Key Takeaways. The complexity of filing such notices and the potential lengthy review timeline is likely to impact health care transactions. Moreover, OHCA’s decision not to implement a cap on reimbursable expenses the Office is authorized by statute to collect could have an outsized impact on smaller transactions and health care entities. Parties should anticipate significant delays to closing timelines that could potentially chill health care dealmaking in the state and, to an extent, nationwide.
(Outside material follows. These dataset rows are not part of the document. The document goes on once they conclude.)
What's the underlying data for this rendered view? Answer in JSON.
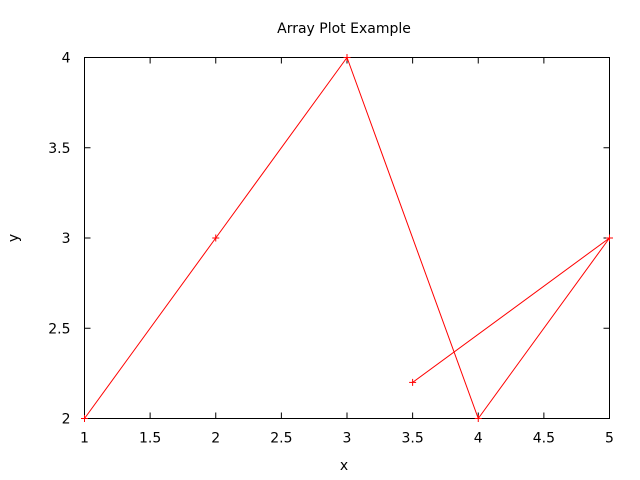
{
  "chart_data": {
    "type": "line",
    "title": "Array Plot Example",
    "xlabel": "x",
    "ylabel": "y",
    "xlim": [
      1,
      5
    ],
    "ylim": [
      2,
      4
    ],
    "xticks": [
      1,
      1.5,
      2,
      2.5,
      3,
      3.5,
      4,
      4.5,
      5
    ],
    "yticks": [
      2,
      2.5,
      3,
      3.5,
      4
    ],
    "grid": false,
    "series": [
      {
        "color": "#ff0000",
        "marker": "plus",
        "x": [
          1,
          2,
          3,
          4,
          5,
          3.5
        ],
        "y": [
          2,
          3,
          4,
          2,
          3,
          2.2
        ]
      }
    ]
  }
}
In order to prepare for OHCA’s potential review of health care transactions, health care entities and parties contemplating transacting with health care entities should:
- Closely review the final regulations, including the level of detail required when filing a notice, and begin gathering the required documentation in advance of the prescribed timelines to avoid additional requests for information and unnecessary delays to OHCA’s review.
- Collaborate with other transacting entities to facilitate the timely collection of the information and documentation needed for a notice, particularly where a transaction contemplates multiple health care entities.
- Ensure deal documents and financing arrangements effectively address potential transaction delays.
- Carefully review any additional clarifying guidance issued by OHCA, particularly as the Office begins to test the limits of the final regulations.
Because the final regulations were implemented through emergency rulemaking, they are effective for a maximum of five years. In that time, OHCA must proceed with the regular rulemaking process to make such regulations permanent; this provides additional opportunities for stakeholders to give feedback to OHCA on the impact of the current iteration of the notice and review process. Given how responsive OHCA was to public feedback in shaping the final regulations, such advocacy will be especially important to further refine OHCA’s regulatory review process.